GOING viral happens when a message spreads round the world in seconds via the internet, sometimes before the original sender has had time to make a cup of tea.
It happens with films, songs, fads, fashions, personalities, and conspiracy theories. But choirs?
Funky Voices has gone viral, with a vengeance. Sandra Colston, the Essex choir’s founder, arranger, conductor and choirmistress, happily admits: “We’re very much internet based. I sort of think online.”
Equally at home with piano and computer keyboards, Sandra knew how to get her message out.
Almost before the first note had been sung, blogs about the choir had spread like wild fire. But it’s not just online that Funky Voices has gone viral. Flesh and blood branches of the choir have sprung up across the county, in Colchester, Tendring, Rayleigh, Chelmsford and Romford. More are about to pop up.
The point about going viral, though, is it is hype-proof. It happens spontaneously, by people power. Singers want to join Funky Voices for the music-making, not just because Sandra is a dab hand at social networking.
The viral message about Funky Voices is that, from a singer’s point of view, it isn’t just funky but fab.
Proof lies in the number of traditional awards that Funky Voices has already won.
The latest is the regional heat of the BBC Choir of the Year. After just three years of existence, Funky Voices is a contender for the title of top British choir.
The key to the choir is the charismatic Sandra, funkiness personified. She conducts like someone at a night rave, oozes cool, pursues a workload like six workaholics in a chain-gang and attracts pop-fan levels of devotion from her singers.
Toby, 39, a service engineer, is typical. A tenor, he lives in Colchester, Sandra’s home town, but follows her to rehearsals in Rayleigh.
“This choir is so different from all the others,” he says. “The feelgood sensation is like nothing I’ve experienced, singing or otherwise.”
Toby, it almost goes without saying, discovered Funky Voices on his computer. He has now become part of the viral process, eagerly plugging and blogging about the choir.
“The internet doesn’t do it justice,” he says. “You’ve got to participate. Everyone in Funky Voices feels they’re part of something special.”
Sandra, 34, has a degree in music from the Colchester Institute. She has played and sung in bands, choirs, and orchestras, but is almost dismissive of anything that happened before Funky Voices. “This is my life,” she says.
“When I’m not working and thinking about Funky Voices, I’m asleep. Funky Voices is my life. It keeps me on a permanent high. I never get tired. I love hearing the choir and seeing the effect it has on the people singing and listening.”
Funky Voices could with equal justice be called Funky Arrangements. When Sandra conceived the idea of the choir in 2007, the starting point was her unique style of crafting a song for massed voices.

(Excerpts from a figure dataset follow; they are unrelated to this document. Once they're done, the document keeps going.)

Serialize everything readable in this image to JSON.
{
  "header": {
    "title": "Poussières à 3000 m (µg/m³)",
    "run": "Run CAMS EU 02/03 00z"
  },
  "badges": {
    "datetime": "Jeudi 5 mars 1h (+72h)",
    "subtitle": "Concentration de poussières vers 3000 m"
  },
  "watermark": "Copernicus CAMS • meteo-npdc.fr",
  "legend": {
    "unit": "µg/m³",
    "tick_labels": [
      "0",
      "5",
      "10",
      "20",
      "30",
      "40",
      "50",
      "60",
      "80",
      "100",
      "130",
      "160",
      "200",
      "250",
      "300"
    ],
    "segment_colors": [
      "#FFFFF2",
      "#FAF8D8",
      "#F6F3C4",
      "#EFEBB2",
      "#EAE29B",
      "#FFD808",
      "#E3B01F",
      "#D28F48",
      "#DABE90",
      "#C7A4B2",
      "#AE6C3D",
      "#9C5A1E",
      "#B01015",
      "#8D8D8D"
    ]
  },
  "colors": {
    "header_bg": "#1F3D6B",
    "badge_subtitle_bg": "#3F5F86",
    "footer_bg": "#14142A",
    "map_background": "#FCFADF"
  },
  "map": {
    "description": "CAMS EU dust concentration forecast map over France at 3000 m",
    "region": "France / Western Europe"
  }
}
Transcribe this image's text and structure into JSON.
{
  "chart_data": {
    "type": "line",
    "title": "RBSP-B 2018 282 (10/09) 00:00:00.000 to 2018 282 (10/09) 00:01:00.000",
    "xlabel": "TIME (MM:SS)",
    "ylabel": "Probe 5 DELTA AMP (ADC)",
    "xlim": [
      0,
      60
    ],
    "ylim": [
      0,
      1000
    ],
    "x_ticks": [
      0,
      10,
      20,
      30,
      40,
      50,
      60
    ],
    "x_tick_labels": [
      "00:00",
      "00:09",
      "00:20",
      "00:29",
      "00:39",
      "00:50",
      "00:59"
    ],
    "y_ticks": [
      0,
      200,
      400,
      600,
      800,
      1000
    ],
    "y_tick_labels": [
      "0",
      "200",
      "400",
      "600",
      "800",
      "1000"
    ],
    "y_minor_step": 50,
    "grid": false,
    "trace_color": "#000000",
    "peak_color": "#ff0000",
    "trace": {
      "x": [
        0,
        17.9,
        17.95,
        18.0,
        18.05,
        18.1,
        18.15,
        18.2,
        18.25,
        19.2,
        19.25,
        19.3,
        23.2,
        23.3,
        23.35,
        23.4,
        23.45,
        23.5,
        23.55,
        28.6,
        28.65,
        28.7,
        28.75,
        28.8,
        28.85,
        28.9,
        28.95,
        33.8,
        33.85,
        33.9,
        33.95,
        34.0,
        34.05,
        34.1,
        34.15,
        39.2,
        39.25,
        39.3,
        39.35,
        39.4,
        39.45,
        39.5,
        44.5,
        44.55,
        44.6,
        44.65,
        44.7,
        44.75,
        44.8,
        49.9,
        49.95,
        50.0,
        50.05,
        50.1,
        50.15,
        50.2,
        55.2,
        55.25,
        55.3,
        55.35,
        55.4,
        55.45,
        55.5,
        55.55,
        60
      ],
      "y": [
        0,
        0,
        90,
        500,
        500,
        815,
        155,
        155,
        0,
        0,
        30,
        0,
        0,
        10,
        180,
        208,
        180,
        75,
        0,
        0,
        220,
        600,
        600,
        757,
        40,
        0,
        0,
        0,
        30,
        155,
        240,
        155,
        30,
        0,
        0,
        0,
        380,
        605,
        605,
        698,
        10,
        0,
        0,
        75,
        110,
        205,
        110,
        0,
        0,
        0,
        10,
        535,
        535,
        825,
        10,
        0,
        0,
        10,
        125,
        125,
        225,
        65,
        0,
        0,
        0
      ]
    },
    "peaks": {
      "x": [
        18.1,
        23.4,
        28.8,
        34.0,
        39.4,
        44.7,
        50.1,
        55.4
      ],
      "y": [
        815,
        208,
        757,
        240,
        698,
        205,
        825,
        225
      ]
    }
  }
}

Performing anything from Forties swing to Queen, the choir has the passion of gospel, the sophisticated harmonies of classical music, the drive of heavy metal and a little pizzazz from Sandra. Funky Voices is a demanding vocation. Sandra travels the county, taking rehearsals every night of the week. Back home, she says: “I can be up all night working on arrangements. I want the sound that’s in my head to be the one the choir expresses.”
And the choir performs a valuable social function too.
Toby says: “There are people here who are unemployed, whose self-esteem has sunk out of sight. But when they make music here they become a changed person. They’re in love with life and it shows in the music we make together.”
Sandra agrees. For her, it is ultimately not about music, let alone computers, but people.
She says: “So many people tell me, ‘it’s changed my life’. That’s music to my ears.”